A 2018 global estimate put the pet dog population at 471 million and cats at 373 million, both standing at the center of a multi-billion dollars pet support industry cornered by big feeds and veterinary pharma companies.

For governments around the world, pets also impact negatively on public health resources on account of the need to stem the spread of rabies which causes approximately 59,000 deaths each year worldwide, according to United States Centers for Disease Control and Prevention data.

The US CDC noted that rabid dogs remain the cause of over 90 percent of human exposures to rabies and 99 percent of human rabies deaths across the globe.

“Because vaccines to prevent human rabies have been available for more than 100 years, most deaths from rabies occur in countries with inadequate public health resources and limited access to preventive treatment,” the CDC said. “These countries also have few diagnostic facilities and almost no rabies surveillance.”

“While effective, the cost of animal vaccination programs and programs to eliminate stray dogs often prohibits their full implementation in much of the developing world. In even the most prosperous countries, the cost of an effective dog rabies control program is a drain on public health resources,” it added.

The CDC said in the United States alone, annual rabies-related expenditures reach over $300 million, mostly spent on dog vaccinations, and for a good reason. According to scientists, rabies can be successfully controlled and human deaths can be prevented if 70 percent of dogs are vaccinated.

Pet vaccinations are also at the center of government efforts in the Philippines to stop the spread of rabies because of rising cases of oftentimes fatal transmission to humans through dog and cat bites.

According to the Department of Health, 284 human deaths due to rabies had been recorded from 1 January to 1 October this year — way higher than the 70 cases last year, with nearly a third traced to bites by domesticated yet unvaccinated dogs.

Broken down, of the total cases, 86 percent were from dog bites and nine percent were from cats, with the remaining six percent coming from other animals. While animal vaccinations can minimize the spread of rabies, the DoH has warned that the lack of medical intervention for those bitten by animals has almost always proven fatal.

A total of 204, representing 72 percent of human deaths from the viral disease this year, did not get post-exposure prophylaxis at hospitals or animal bite centers, DoH Epidemiology Bureau director Dr. Althea De Guzman pointed out.

De Guzman said lives could have been saved had the animal bite victims been given anti-rabies shots and immunoglobulin that kill the virus — and fast.

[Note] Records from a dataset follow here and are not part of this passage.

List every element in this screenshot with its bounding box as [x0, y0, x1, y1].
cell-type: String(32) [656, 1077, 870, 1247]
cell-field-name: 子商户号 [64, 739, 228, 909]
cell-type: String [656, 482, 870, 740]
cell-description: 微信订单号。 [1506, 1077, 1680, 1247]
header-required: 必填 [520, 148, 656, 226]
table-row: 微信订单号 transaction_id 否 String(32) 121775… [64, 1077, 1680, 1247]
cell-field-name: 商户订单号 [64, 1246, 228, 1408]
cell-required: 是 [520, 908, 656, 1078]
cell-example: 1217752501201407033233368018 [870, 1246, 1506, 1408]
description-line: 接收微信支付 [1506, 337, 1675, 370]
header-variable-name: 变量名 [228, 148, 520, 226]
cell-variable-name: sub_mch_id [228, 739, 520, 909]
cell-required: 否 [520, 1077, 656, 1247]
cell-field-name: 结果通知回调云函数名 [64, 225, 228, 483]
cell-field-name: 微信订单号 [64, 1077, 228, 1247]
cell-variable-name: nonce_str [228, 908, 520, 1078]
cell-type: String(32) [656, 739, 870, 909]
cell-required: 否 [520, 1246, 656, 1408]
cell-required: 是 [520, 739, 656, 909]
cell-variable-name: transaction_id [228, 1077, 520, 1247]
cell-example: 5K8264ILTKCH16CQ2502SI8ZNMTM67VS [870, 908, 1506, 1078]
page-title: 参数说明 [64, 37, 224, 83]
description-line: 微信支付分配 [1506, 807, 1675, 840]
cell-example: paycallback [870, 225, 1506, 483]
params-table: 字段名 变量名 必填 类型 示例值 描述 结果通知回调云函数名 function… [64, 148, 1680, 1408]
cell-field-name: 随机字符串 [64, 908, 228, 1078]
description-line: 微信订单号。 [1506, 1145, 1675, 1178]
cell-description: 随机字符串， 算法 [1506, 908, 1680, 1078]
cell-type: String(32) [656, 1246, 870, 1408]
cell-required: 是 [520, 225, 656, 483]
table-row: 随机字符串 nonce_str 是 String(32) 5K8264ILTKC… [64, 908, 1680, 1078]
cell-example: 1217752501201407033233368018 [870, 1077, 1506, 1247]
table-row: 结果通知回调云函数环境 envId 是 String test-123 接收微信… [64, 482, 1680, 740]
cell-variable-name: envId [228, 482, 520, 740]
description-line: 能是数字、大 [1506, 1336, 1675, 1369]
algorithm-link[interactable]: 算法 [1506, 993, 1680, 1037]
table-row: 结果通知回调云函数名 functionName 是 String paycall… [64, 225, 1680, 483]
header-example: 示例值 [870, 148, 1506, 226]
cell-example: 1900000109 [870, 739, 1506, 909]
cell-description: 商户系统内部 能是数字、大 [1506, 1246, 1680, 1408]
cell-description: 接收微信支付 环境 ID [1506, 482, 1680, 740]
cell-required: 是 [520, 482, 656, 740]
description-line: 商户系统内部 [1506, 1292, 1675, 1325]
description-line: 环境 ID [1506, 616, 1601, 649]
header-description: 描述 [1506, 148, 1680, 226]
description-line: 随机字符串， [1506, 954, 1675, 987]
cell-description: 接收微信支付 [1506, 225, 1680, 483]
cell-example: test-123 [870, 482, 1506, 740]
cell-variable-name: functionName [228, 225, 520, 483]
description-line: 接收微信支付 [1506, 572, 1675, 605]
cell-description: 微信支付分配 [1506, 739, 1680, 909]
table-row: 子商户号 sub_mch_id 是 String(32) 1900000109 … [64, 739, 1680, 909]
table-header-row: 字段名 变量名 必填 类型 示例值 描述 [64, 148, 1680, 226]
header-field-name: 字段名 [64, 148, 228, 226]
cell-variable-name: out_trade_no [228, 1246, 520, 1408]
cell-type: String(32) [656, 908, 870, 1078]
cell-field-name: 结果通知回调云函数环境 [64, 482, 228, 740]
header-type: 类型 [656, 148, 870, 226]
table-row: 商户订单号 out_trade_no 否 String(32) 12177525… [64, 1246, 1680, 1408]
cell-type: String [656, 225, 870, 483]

She warned Filipinos not to be complacent when bitten especially by unvaccinated animals.

“There are cases wherein the symptoms only come out months later and once you become symptomatic that’s almost 100 percent case fatality,” she said.

Still, the DoH maintained that the most effective anti-rabies measure is having pets vaccinated regularly, first when the animal is three months old and every year thereafter.

The department urges the public to avail of free anti-rabies vaccination offered by local government units and free prophylaxis at government-funded animal bite centers for those people bitten by animals.

In vaccinating pets, those in the private sector like the big feeds and pet nutritional support companies, as well as the big vet pharma, should give back to the sector from where they are raking their moolah from. After all, it’s in their best interest to put the rabies scourge on a leash to protect their cash cow, pardon the mixed metaphors.